The African Development Bank has launched the “Desert to Power”, a $10 billion initiative to build the world’s largest solar zone across the Sahel and provide electricity for 250 million people. Through the Africa Nationally Determined Contribution (NDC) Support Facility, the Bank will provide technical Assistance to 30 African Countries to support coordinated NDC integration into SDGs and National Development Plans.
– France: The Agence Française de Développement (AFD) together with the Trade Development Bank (TDB) announced the opening of a new credit line of USD 120 million dedicated entirely to financing climate projects. The Agence Française de Développement (AFD) will increase its funding for ISA solar projects to €1.5 billion by 2022 and announced reaching 1,6bn€ for adaptation in 2018, including 750M€ in Africa.
– The Livelihoods Carbon Fund is doubling its investment in the Livelihoods-Hifadhi project to reach a total of 8M€. The overall project will improve the lives of 600,000 people, save 2,400 ha of forests and avoid the emission of about 3,5 million tons of CO2. In Swahili, “Hifadhi” means “to preserve”. The Livelihoods-Hifadhi project was named after its two objectives: to preserve forests to mitigate climate change, and to preserve the health of women and young girls.
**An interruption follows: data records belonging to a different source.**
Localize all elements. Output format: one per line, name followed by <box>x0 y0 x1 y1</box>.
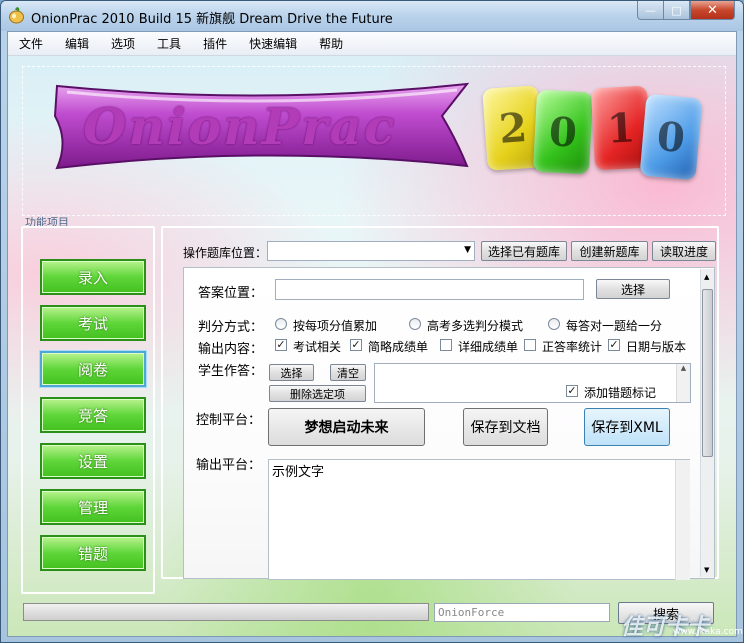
maximize-icon: □ <box>671 3 682 17</box>
output-check-5[interactable]: ✓ <box>608 339 620 351</box>
answer-select-button[interactable]: 选择 <box>596 279 670 299</box>
read-progress-button[interactable]: 读取进度 <box>652 241 716 261</box>
output-option-1: 考试相关 <box>293 340 342 354</box>
output-check-3[interactable] <box>440 339 452 351</box>
menu-options[interactable]: 选项 <box>100 32 146 56</box>
student-clear-button[interactable]: 清空 <box>330 364 366 381</box>
db-location-combo[interactable]: ▼ <box>267 241 475 261</box>
minimize-icon: — <box>645 3 656 17</box>
grading-option-3: 每答对一题给一分 <box>566 319 663 333</box>
menu-file[interactable]: 文件 <box>8 32 54 56</box>
form-scrollbar[interactable]: ▲ ▼ <box>700 269 714 577</box>
grading-radio-2[interactable] <box>409 318 421 330</box>
student-choose-button[interactable]: 选择 <box>269 364 314 381</box>
nav-manage-button[interactable]: 管理 <box>40 489 146 525</box>
add-wrong-mark-check[interactable]: ✓ <box>566 385 578 397</box>
grading-radio-1[interactable] <box>275 318 287 330</box>
output-option-3: 详细成绩单 <box>458 340 519 354</box>
output-option-2: 简略成绩单 <box>368 340 429 354</box>
title-bar: OnionPrac 2010 Build 15 新旗舰 Dream Drive … <box>1 1 743 31</box>
nav-panel: 录入 考试 阅卷 竞答 设置 管理 错题 <box>21 226 155 594</box>
db-location-label: 操作题库位置： <box>183 246 268 260</box>
menu-bar: 文件 编辑 选项 工具 插件 快速编辑 帮助 <box>8 32 736 56</box>
save-xml-button[interactable]: 保存到XML <box>584 408 670 446</box>
menu-edit[interactable]: 编辑 <box>54 32 100 56</box>
control-label: 控制平台： <box>196 413 262 428</box>
output-option-4: 正答率统计 <box>542 340 603 354</box>
search-input[interactable]: OnionForce <box>434 603 610 622</box>
grading-option-1: 按每项分值累加 <box>293 319 378 333</box>
year-digit-4: 0 <box>639 93 703 181</box>
window-title: OnionPrac 2010 Build 15 新旗舰 Dream Drive … <box>31 12 393 27</box>
add-wrong-mark-label: 添加错题标记 <box>584 386 657 400</box>
select-db-button[interactable]: 选择已有题库 <box>481 241 567 261</box>
minimize-button[interactable]: — <box>637 1 664 20</box>
output-text: 示例文字 <box>272 465 325 480</box>
grading-radio-3[interactable] <box>548 318 560 330</box>
output-check-2[interactable]: ✓ <box>350 339 362 351</box>
nav-exam-button[interactable]: 考试 <box>40 305 146 341</box>
maximize-button[interactable]: □ <box>663 1 690 20</box>
app-window: OnionPrac 2010 Build 15 新旗舰 Dream Drive … <box>0 0 744 643</box>
nav-wrong-questions-button[interactable]: 错题 <box>40 535 146 571</box>
output-textarea[interactable]: 示例文字 <box>268 459 690 580</box>
output-check-1[interactable]: ✓ <box>275 339 287 351</box>
app-icon <box>9 7 24 24</box>
answer-location-label: 答案位置： <box>198 286 264 301</box>
nav-quiz-button[interactable]: 竞答 <box>40 397 146 433</box>
output-platform-label: 输出平台： <box>196 458 262 473</box>
delete-selected-button[interactable]: 删除选定项 <box>269 385 366 402</box>
status-bar <box>23 603 429 621</box>
output-content-label: 输出内容： <box>198 342 264 357</box>
close-button[interactable]: ✕ <box>690 1 735 20</box>
output-check-4[interactable] <box>524 339 536 351</box>
nav-enter-button[interactable]: 录入 <box>40 259 146 295</box>
output-scrollbar[interactable] <box>675 460 690 580</box>
watermark-url: www.jkaka.com <box>673 627 743 637</box>
output-option-5: 日期与版本 <box>626 340 687 354</box>
close-icon: ✕ <box>707 2 718 18</box>
scroll-up-icon: ▲ <box>704 273 710 281</box>
chevron-down-icon: ▼ <box>464 245 471 255</box>
year-digit-2: 0 <box>532 89 594 175</box>
student-answers-label: 学生作答： <box>198 364 264 379</box>
grading-option-2: 高考多选判分模式 <box>427 319 524 333</box>
scrollbar-thumb[interactable] <box>702 289 713 457</box>
logo-text: OnionPrac <box>83 97 397 156</box>
answer-location-input[interactable] <box>275 279 584 300</box>
list-scrollbar[interactable]: ▲ <box>676 364 690 402</box>
nav-grading-button[interactable]: 阅卷 <box>40 351 146 387</box>
menu-tools[interactable]: 工具 <box>146 32 192 56</box>
scroll-down-icon: ▼ <box>704 566 710 574</box>
start-button[interactable]: 梦想启动未来 <box>268 408 425 446</box>
menu-plugins[interactable]: 插件 <box>192 32 238 56</box>
save-doc-button[interactable]: 保存到文档 <box>463 408 548 446</box>
menu-quick-edit[interactable]: 快速编辑 <box>238 32 308 56</box>
menu-help[interactable]: 帮助 <box>308 32 354 56</box>
nav-settings-button[interactable]: 设置 <box>40 443 146 479</box>
grading-mode-label: 判分方式： <box>198 320 264 335</box>
create-db-button[interactable]: 创建新题库 <box>571 241 648 261</box>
– Lion’s share Initiative (United Nations Development Programme):
corporate partner JCDecaux, the world’s largest outdoor media company, has joined The Lion’s Share Fund, a unique initiative raising much-needed funds to support wildlife conservation and a global call on other companies to join the initiative.
– Sweden announced a pledge of SEK 700 million (66,3M€): (i) The Nordic Environment Finance Corporation (NEFCO) and Swedish International Development Cooperation Agency (SIDA) will cooperate on expanding off-grid electricity solutions in sub-Saharan African countries by social impact procurement. Sweden will contribute an initial SEK 500 million (approx. 48M€) (ii) Sweden will further contribute to adaption to climate change in Africa with a new contribution of SEK 100 million to the Adaptation Fund (AF) and (iii) Sweden will make a new contribution to The Fund for the least developed countries (LDCF) of SEK 100 million.
– France: The Agence Française de Développement (AFD) will launch a Biodiversity Facility (10M€) to support 16 countries develop their national biodiversity strategies in collaboration with WWF and IUCN.
– The Global Alliance for Smart Cities in Africa (GASCA) was announced to provide access to clean energy and connectivity through a smart lamppost program (R20, Solektra, Di Caprio Foundation, Société Générale, JCDecaux and Signify).
– The Sub national Climate Fund Africa is committed to raise $350 million in 4 years to fund the development of low-carbon infrastructure projects (zero waste, decentralized renewable energy and energy efficiency) in Africa. Announced in New York during the September 2018 One Planet Summit by R20 and Impact Fund Manager BlueOrchard Finance, the Egypt-based African Export Import Bank (Afreximbank), the Green Climate Fund, the European Commission and the Global Covenant of Mayors, with the support of AfroChampions, this new Climate Fund is the first blended-finance investment vehicle of this kind involving African investments for climate.